If you’ve ventured into your local McDonald’s lately, you may have noticed a new employee. Except this employee doesn’t wear a name tag, uniform, or even receive a paycheque. Automated kiosks are popping up in Ontario letting customers place their own order on a touch screen.
What could McDonald’s be planning with these electronic waiters?
Many speculate that the rising minimum wage may be the reason. If McDonald’s can replace a living worker making $18,000 a year with a machine for a one-time installation cost, then they’re poised to save a lot of money.
According to the restaurant chain, the world’s 4th largest employer, that is not their plan. A McDonalds CEO told the Huffington Post that the kiosks are meant to give the customers, “… a modern opportunity to order at their own pace” and to, “… try their own hand at customizing their order.”
To me this sounds like a big PR spin-job.
Customers don’t want to “play cashier,” they want to order the food and receive it as quickly as possible, so they can sit down and eat. It’s hard to look at these changes as anything but a cynical cost cutting measure.
I frequent the McD’s near my house for coffee and I’ve seen people using these machines recently. Most customers seem confused and take three times as long on the kiosk as it would take the cashier to ring in their order, like they’re paid to do.
There is even a staff member walking around taking customers out of the regular line to try the machines; seemingly against their will.
While some may like the novelty of the system, general reaction in my location had been less than positive.
Customers have been heard complaining about the machines being overly complicated and slow and saying they’re a poor replacement for human interaction.
As if that wasn’t enough, these machines bring a new problem for the fast food chain: excessive wait times.
Since they now have a line for a cashier plus a line for the machines, they’ve introduced a ticketing system for orders.
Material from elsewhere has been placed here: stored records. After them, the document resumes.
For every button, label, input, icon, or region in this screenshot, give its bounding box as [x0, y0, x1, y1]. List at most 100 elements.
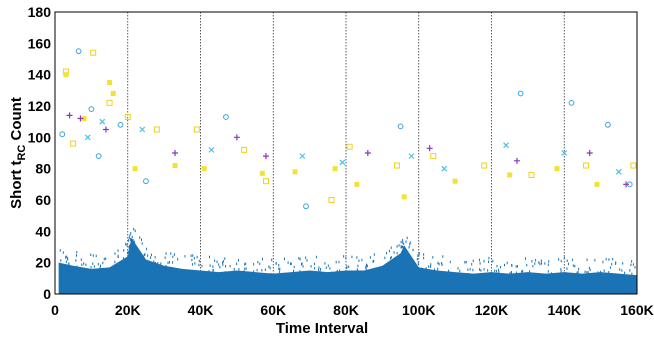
dense-point	[75, 259, 77, 262]
dense-point	[437, 261, 439, 265]
dense-point	[358, 259, 360, 262]
dense-point	[503, 263, 505, 267]
circle-point	[59, 131, 66, 138]
dense-point	[299, 270, 301, 273]
square-point	[430, 153, 437, 160]
dense-point	[168, 261, 170, 264]
dense-point	[279, 267, 281, 271]
dense-point	[338, 260, 340, 264]
dense-point	[190, 254, 192, 258]
dense-point	[441, 261, 443, 265]
dense-point	[224, 264, 226, 268]
dense-point	[193, 256, 195, 260]
dense-point	[438, 262, 440, 266]
dense-point	[343, 255, 345, 258]
dense-point	[403, 242, 405, 246]
circle-point	[397, 123, 404, 130]
dense-point	[560, 268, 562, 271]
dense-point	[103, 257, 105, 261]
circle-point	[75, 48, 82, 55]
dense-point	[634, 266, 636, 269]
dense-point	[624, 271, 626, 275]
dense-point	[593, 272, 595, 276]
square-point	[583, 162, 590, 169]
cross-point	[208, 146, 215, 153]
dense-point	[506, 261, 508, 265]
x-tick-label: 0	[51, 302, 59, 318]
dense-point	[423, 256, 425, 260]
dense-point	[222, 260, 224, 263]
circle-point	[303, 203, 309, 210]
x-tick-label: 80K	[333, 302, 359, 318]
dense-point	[356, 256, 358, 259]
y-tick-label: 60	[35, 192, 51, 208]
plus-point	[364, 150, 371, 156]
square-point	[630, 162, 637, 169]
dense-point	[262, 257, 264, 261]
dense-point	[164, 256, 166, 259]
dense-point	[214, 259, 216, 262]
circle-point	[517, 90, 524, 97]
dense-point	[403, 245, 405, 249]
dense-point	[128, 236, 130, 239]
y-tick-label: 180	[28, 4, 52, 20]
dense-point	[560, 259, 562, 263]
dense-point	[402, 245, 404, 249]
circle-point	[223, 114, 229, 120]
dense-point	[356, 268, 358, 271]
dense-point	[117, 255, 119, 259]
dense-point	[615, 262, 617, 265]
dense-point	[325, 266, 327, 269]
dense-point-cloud	[58, 227, 637, 294]
cross-point	[408, 153, 415, 160]
dense-point	[558, 258, 560, 261]
dense-point	[361, 258, 363, 262]
dense-point	[605, 257, 607, 261]
dense-point	[406, 236, 408, 240]
dense-point	[75, 254, 77, 257]
dense-point	[310, 265, 312, 268]
dense-point	[511, 264, 513, 267]
plus-point	[426, 145, 433, 152]
dense-point	[517, 265, 519, 268]
filled-square-point	[507, 172, 513, 178]
dense-point	[609, 266, 611, 269]
dense-point	[532, 264, 534, 268]
dense-point	[346, 266, 348, 270]
dense-point	[244, 263, 246, 266]
dense-point	[290, 262, 292, 266]
dense-point	[208, 255, 210, 259]
dense-point	[141, 242, 143, 245]
dense-point	[400, 240, 402, 244]
dense-point	[619, 268, 621, 271]
dense-point	[357, 264, 359, 268]
square-point	[346, 143, 353, 150]
dense-point	[472, 268, 474, 272]
plus-point	[586, 150, 593, 156]
dense-point	[147, 254, 149, 257]
dense-point	[245, 267, 247, 270]
dense-point	[224, 257, 226, 260]
dense-point	[498, 270, 500, 273]
dense-point	[154, 261, 156, 265]
dense-point	[587, 271, 589, 274]
dense-point	[238, 268, 240, 271]
dense-point	[60, 259, 62, 262]
dense-point	[510, 270, 512, 274]
dense-point	[150, 256, 152, 259]
dense-point	[366, 264, 368, 268]
dense-point	[275, 262, 277, 265]
dense-point	[212, 268, 214, 272]
dense-point	[494, 269, 496, 273]
dense-point	[495, 269, 497, 273]
dense-point	[85, 263, 87, 267]
dense-point	[630, 263, 632, 267]
dense-point	[97, 262, 99, 266]
dense-point	[224, 271, 226, 274]
dense-point	[319, 268, 321, 271]
dense-point	[409, 243, 411, 246]
dense-point	[432, 256, 434, 259]
dense-point	[126, 243, 128, 247]
circle-point	[117, 121, 124, 128]
y-tick-label: 40	[35, 223, 51, 239]
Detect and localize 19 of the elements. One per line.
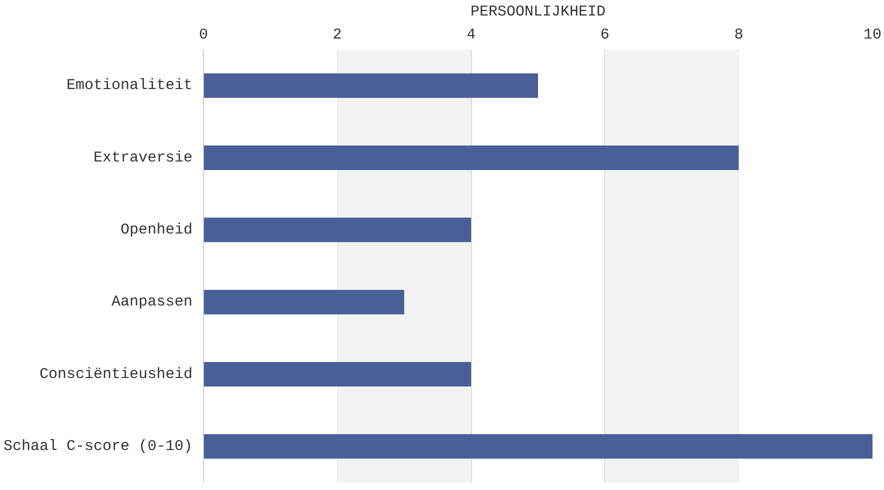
y-tick-label: Aanpassen — [111, 294, 192, 311]
x-tick-label: 2 — [332, 26, 342, 44]
bar — [204, 362, 472, 387]
x-tick-label: 8 — [734, 26, 744, 44]
y-tick-label: Openheid — [120, 221, 193, 238]
bar — [204, 145, 739, 170]
bar — [204, 290, 404, 314]
bar — [204, 73, 538, 98]
x-tick-label: 4 — [466, 26, 476, 44]
y-tick-label: Schaal C-score (0-10) — [3, 438, 192, 455]
y-tick-label: Extraversie — [93, 149, 193, 166]
x-tick-label: 10 — [864, 26, 882, 44]
x-axis-title: PERSOONLIJKHEID — [470, 4, 606, 20]
bar — [204, 218, 472, 242]
y-tick-label: Emotionaliteit — [66, 77, 193, 94]
bar — [204, 434, 872, 459]
y-tick-label: Consciëntieusheid — [39, 366, 193, 383]
x-tick-label: 0 — [199, 26, 208, 44]
x-tick-label: 6 — [600, 26, 610, 44]
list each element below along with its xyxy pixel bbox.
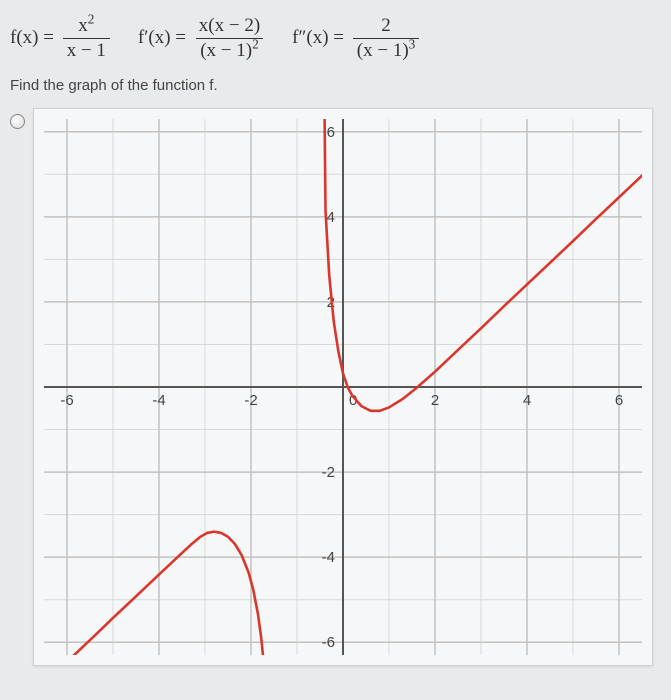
answer-radio[interactable] (10, 114, 25, 129)
svg-text:2: 2 (431, 392, 439, 409)
svg-text:-4: -4 (152, 392, 165, 409)
svg-text:6: 6 (327, 124, 335, 141)
svg-text:4: 4 (327, 209, 335, 226)
svg-text:-6: -6 (60, 392, 73, 409)
function-graph: -6-4-20246-6-4-2246 (34, 109, 652, 665)
formula-fprime: f′(x) = x(x − 2) (x − 1)2 (138, 16, 268, 61)
formula-fdoubleprime: f″(x) = 2 (x − 1)3 (292, 16, 423, 61)
svg-text:6: 6 (615, 392, 623, 409)
svg-text:-2: -2 (322, 464, 335, 481)
svg-text:-6: -6 (322, 634, 335, 651)
svg-text:-2: -2 (244, 392, 257, 409)
instruction-text: Find the graph of the function f. (10, 71, 661, 108)
svg-text:-4: -4 (322, 549, 335, 566)
chart-container: -6-4-20246-6-4-2246 (33, 108, 653, 666)
svg-text:4: 4 (523, 392, 531, 409)
formula-f: f(x) = x2 x − 1 (10, 16, 114, 61)
formula-row: f(x) = x2 x − 1 f′(x) = x(x − 2) (x − 1)… (10, 10, 661, 71)
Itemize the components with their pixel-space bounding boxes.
After paying, you will receive a number on your receipt and that’s the order in which you will receive your food.
This has created long wait times for customers as someone who just ordered a coffee and muffin will have to wait behind people who order three Big Mac combos, even though the cashier could get that order in 10 seconds. During lunch rush it’s not uncommon to see the line for receiving food three times longer than the line to order.
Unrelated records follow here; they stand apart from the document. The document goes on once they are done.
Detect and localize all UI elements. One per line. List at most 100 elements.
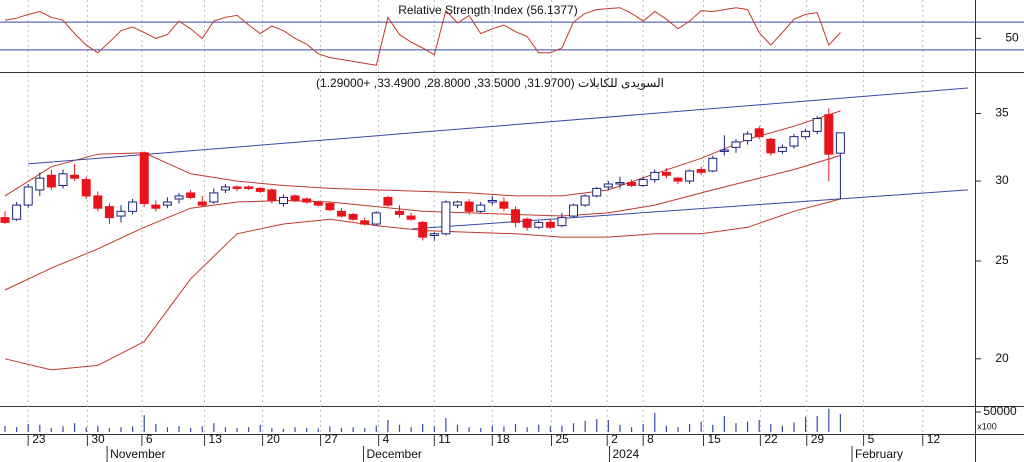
candle-body — [580, 195, 590, 206]
candle-body — [232, 186, 242, 189]
candle-body — [360, 220, 370, 225]
candle-body — [186, 192, 196, 198]
candle-body — [545, 221, 555, 228]
candle-body — [406, 215, 416, 220]
candle-body — [638, 179, 648, 186]
x-tick-label: 30 — [91, 432, 105, 446]
x-tick-label: 11 — [438, 432, 451, 446]
candle-body — [754, 128, 764, 138]
candle-body — [615, 182, 625, 185]
rsi-tick-label: 50 — [1005, 31, 1019, 45]
candle-body — [0, 217, 10, 223]
month-label: December — [367, 447, 422, 461]
x-tick-label: 22 — [764, 432, 778, 446]
rsi-title: Relative Strength Index (56.1377) — [398, 3, 577, 17]
candle-body — [731, 141, 741, 148]
rsi-line — [4, 7, 841, 66]
candle-body — [116, 210, 126, 217]
candle-body — [383, 196, 393, 206]
candle-body — [418, 221, 428, 238]
candle-body — [453, 201, 463, 206]
candle-body — [661, 171, 671, 176]
candle-body — [719, 149, 729, 152]
x-tick-label: 4 — [383, 432, 390, 446]
candle-body — [650, 171, 660, 181]
candle-body — [592, 187, 602, 197]
band-line — [4, 155, 841, 291]
candle-body — [70, 174, 80, 179]
x-tick-label: 27 — [325, 432, 339, 446]
candle-body — [627, 182, 637, 186]
candle-body — [46, 174, 56, 188]
candle-body — [511, 209, 521, 223]
candle-body — [429, 233, 439, 236]
month-label: 2024 — [613, 447, 640, 461]
y-tick-label: 25 — [995, 253, 1009, 267]
candle-body — [302, 198, 312, 203]
x-tick-label: 20 — [267, 432, 281, 446]
x-tick-label: 15 — [707, 432, 721, 446]
candle-body — [139, 152, 149, 205]
candle-body — [441, 201, 451, 235]
candle-body — [81, 179, 91, 197]
candle-body — [487, 199, 497, 203]
x-tick-label: 6 — [146, 432, 153, 446]
candle-body — [58, 173, 68, 186]
candle-body — [394, 210, 404, 215]
candle-body — [313, 201, 323, 206]
candle-body — [812, 118, 822, 132]
x-tick-label: 8 — [647, 432, 654, 446]
candle-body — [162, 201, 172, 206]
candle-body — [174, 195, 184, 200]
candle-body — [464, 201, 474, 212]
candle-body — [23, 186, 33, 206]
candle-body — [197, 201, 207, 206]
candle-body — [824, 114, 834, 155]
y-tick-label: 30 — [995, 173, 1009, 187]
candle-body — [325, 203, 335, 211]
candle-body — [789, 136, 799, 147]
volume-tick-label: 50000 — [983, 404, 1017, 418]
candle-body — [696, 169, 706, 173]
candle-body — [12, 204, 22, 220]
candle-body — [766, 138, 776, 154]
candle-body — [93, 195, 103, 209]
x-tick-label: 13 — [209, 432, 223, 446]
volume-unit: x100 — [977, 421, 997, 431]
candle-body — [499, 201, 509, 209]
candle-body — [743, 133, 753, 142]
candle-body — [534, 221, 544, 228]
y-tick-label: 35 — [995, 106, 1009, 120]
candle-body — [348, 213, 358, 220]
x-tick-label: 2 — [611, 432, 618, 446]
candle-body — [603, 183, 613, 188]
candle-body — [371, 212, 381, 225]
candle-body — [151, 204, 161, 209]
x-tick-label: 5 — [868, 432, 875, 446]
candle-body — [255, 187, 265, 192]
x-tick-label: 29 — [811, 432, 825, 446]
trend-line — [28, 87, 969, 165]
candle-body — [476, 204, 486, 212]
x-tick-label: 12 — [927, 432, 941, 446]
month-label: November — [110, 447, 165, 461]
price-title: السويدى للكابلات (31.9700, 33.5000, 28.8… — [316, 76, 664, 91]
candle-body — [35, 177, 45, 191]
trend-line — [412, 189, 969, 230]
candle-body — [128, 201, 138, 212]
x-tick-label: 23 — [32, 432, 46, 446]
candle-body — [835, 132, 845, 154]
candle-body — [104, 206, 114, 219]
candle-body — [267, 189, 277, 201]
candle-body — [220, 186, 230, 191]
y-tick-label: 20 — [995, 351, 1009, 365]
x-tick-label: 25 — [555, 432, 569, 446]
candle-body — [557, 217, 567, 227]
candle-body — [685, 170, 695, 182]
candle-body — [708, 157, 718, 172]
candle-body — [278, 196, 288, 205]
month-label: February — [855, 447, 903, 461]
candle-body — [777, 146, 787, 152]
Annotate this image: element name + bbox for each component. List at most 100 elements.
I don’t like the idea of ordering my food from a machine. It feels too dystopian. I feel like it’s going to ask me what flavour of Soylent Green I want with my nutrient enriched vita-paste.
I want to talk to a human being, not a program, and I think most people feel the same.
Part of the appeal of fast food is the convenience. And, from a corporate perspective, self-service kiosks may sound more convenient, but their practical application is the exact opposite.
Overly complicated automated systems are inferior to the tried and true method of telling a cashier your order, then waiting to get it delivered. No tickets, no touch screens, no extra lines, no nonsense.
When ordering a meal at a restaurant becomes more of a hassle than making it yourself, you might as well stay home and make your burger; it’ll even taste better.